Hello all. Thanks for taking a look at this...
To put it simply, kind of, I have a SharePoint 2010 farm with 1 web application (non default port) using kerberos authentication with 2 load balanced web front end servers.
Example:
web01.domain.com:8090
web02.domain.com:8090
NLB = web.domain.com
The NLB is setup at web.domain.com (on port 80), as mentioned above, and directs traffic to either web server on port 8090.
Notes:
An SPN has been setup for the NLB url with the web applications service account.
Delegation has been setup on the web app account and the web servers.
I am not using host headers for this web app.
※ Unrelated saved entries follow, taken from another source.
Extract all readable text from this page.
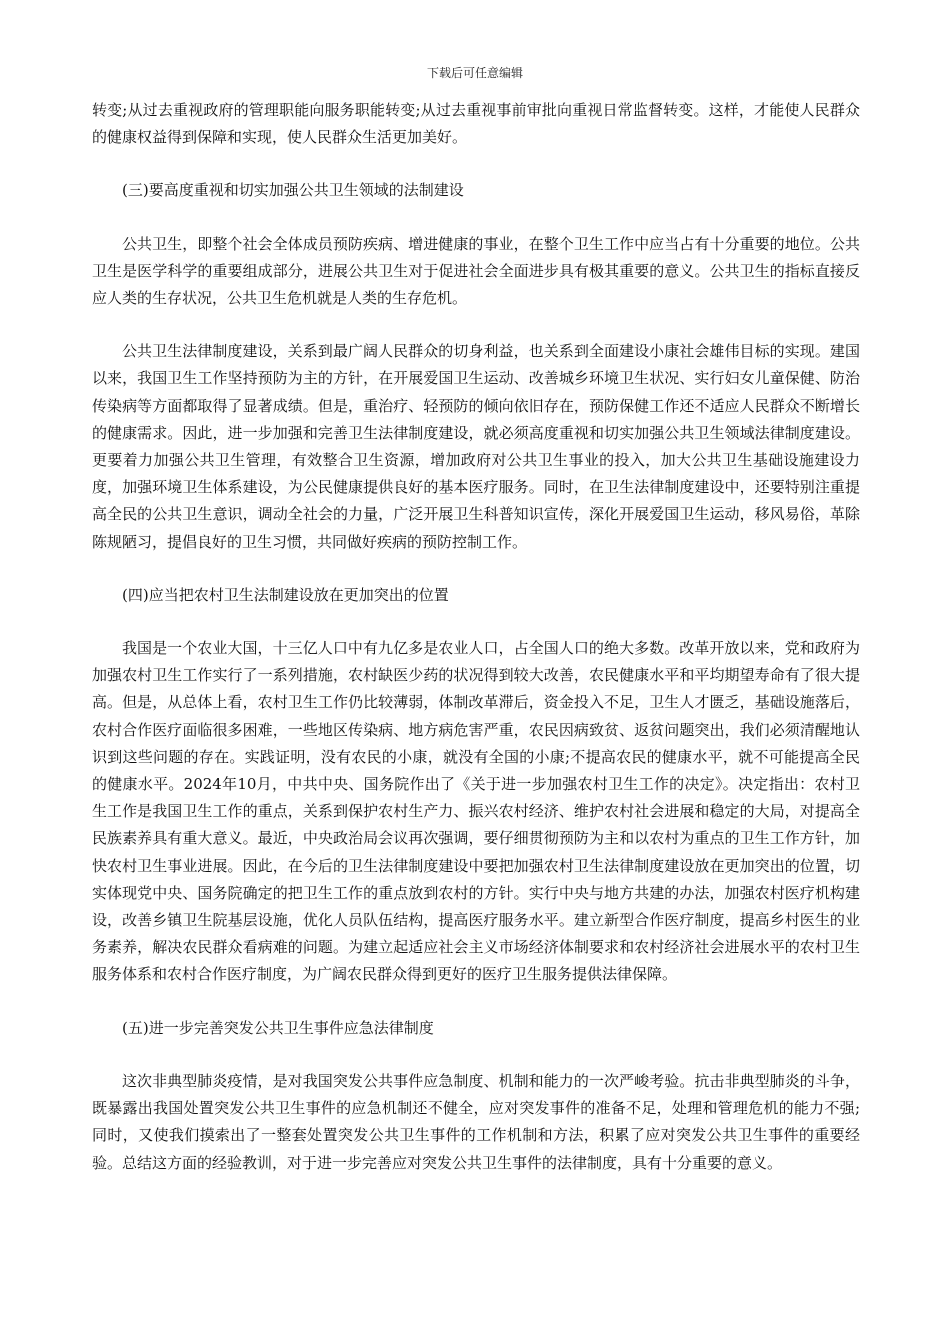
下载后可任意编辑

转变;从过去重视政府的管理职能向服务职能转变;从过去重视事前审批向重视日常监督转变。这样，才能使人民群众的健康权益得到保障和实现，使人民群众生活更加美好。

(三)要高度重视和切实加强公共卫生领域的法制建设

公共卫生，即整个社会全体成员预防疾病、增进健康的事业，在整个卫生工作中应当占有十分重要的地位。公共卫生是医学科学的重要组成部分，进展公共卫生对于促进社会全面进步具有极其重要的意义。公共卫生的指标直接反应人类的生存状况，公共卫生危机就是人类的生存危机。

公共卫生法律制度建设，关系到最广阔人民群众的切身利益，也关系到全面建设小康社会雄伟目标的实现。建国以来，我国卫生工作坚持预防为主的方针，在开展爱国卫生运动、改善城乡环境卫生状况、实行妇女儿童保健、防治传染病等方面都取得了显著成绩。但是，重治疗、轻预防的倾向依旧存在，预防保健工作还不适应人民群众不断增长的健康需求。因此，进一步加强和完善卫生法律制度建设，就必须高度重视和切实加强公共卫生领域法律制度建设。更要着力加强公共卫生管理，有效整合卫生资源，增加政府对公共卫生事业的投入，加大公共卫生基础设施建设力度，加强环境卫生体系建设，为公民健康提供良好的基本医疗服务。同时，在卫生法律制度建设中，还要特别注重提高全民的公共卫生意识，调动全社会的力量，广泛开展卫生科普知识宣传，深化开展爱国卫生运动，移风易俗，革除陈规陋习，提倡良好的卫生习惯，共同做好疾病的预防控制工作。

(四)应当把农村卫生法制建设放在更加突出的位置

我国是一个农业大国，十三亿人口中有九亿多是农业人口，占全国人口的绝大多数。改革开放以来，党和政府为加强农村卫生工作实行了一系列措施，农村缺医少药的状况得到较大改善，农民健康水平和平均期望寿命有了很大提高。但是，从总体上看，农村卫生工作仍比较薄弱，体制改革滞后，资金投入不足，卫生人才匮乏，基础设施落后，农村合作医疗面临很多困难，一些地区传染病、地方病危害严重，农民因病致贫、返贫问题突出，我们必须清醒地认识到这些问题的存在。实践证明，没有农民的小康，就没有全国的小康;不提高农民的健康水平，就不可能提高全民的健康水平。2024年10月，中共中央、国务院作出了《关于进一步加强农村卫生工作的决定》。决定指出：农村卫生工作是我国卫生工作的重点，关系到保护农村生产力、振兴农村经济、维护农村社会进展和稳定的大局，对提高全民族素养具有重大意义。最近，中央政治局会议再次强调，要仔细贯彻预防为主和以农村为重点的卫生工作方针，加快农村卫生事业进展。因此，在今后的卫生法律制度建设中要把加强农村卫生法律制度建设放在更加突出的位置，切实体现党中央、国务院确定的把卫生工作的重点放到农村的方针。实行中央与地方共建的办法，加强农村医疗机构建设，改善乡镇卫生院基层设施，优化人员队伍结构，提高医疗服务水平。建立新型合作医疗制度，提高乡村医生的业务素养，解决农民群众看病难的问题。为建立起适应社会主义市场经济体制要求和农村经济社会进展水平的农村卫生服务体系和农村合作医疗制度，为广阔农民群众得到更好的医疗卫生服务提供法律保障。

(五)进一步完善突发公共卫生事件应急法律制度

这次非典型肺炎疫情，是对我国突发公共事件应急制度、机制和能力的一次严峻考验。抗击非典型肺炎的斗争，既暴露出我国处置突发公共卫生事件的应急机制还不健全，应对突发事件的准备不足，处理和管理危机的能力不强;同时，又使我们摸索出了一整套处置突发公共卫生事件的工作机制和方法，积累了应对突发公共卫生事件的重要经验。总结这方面的经验教训，对于进一步完善应对突发公共卫生事件的法律制度，具有十分重要的意义。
I have setup the useapppoolcredentials instead of disabling kernel mode in IIS7 (tried it with it disabled too)
I tried this just in case...Registered SPNs for both web servers, with and without port numbers, and with and without fqdns.
The Problem
Kerberos authentication will not work when the NLB is set at port 80. If I set the NLB to match the web application port, 8090, kerberos authentication works fine and all is well.
This may be an obvious issue, but i cant put my finger on what I am missing.
Simply put, i would just like to have the users type in web.domain.com (the NLB url) instead of having to put in web.domain.com:8090, and be directed to the appropriate web server on the appropriate port (8090), and have kerberos authentication function.
Any thoughts on this would be greatly appreciated!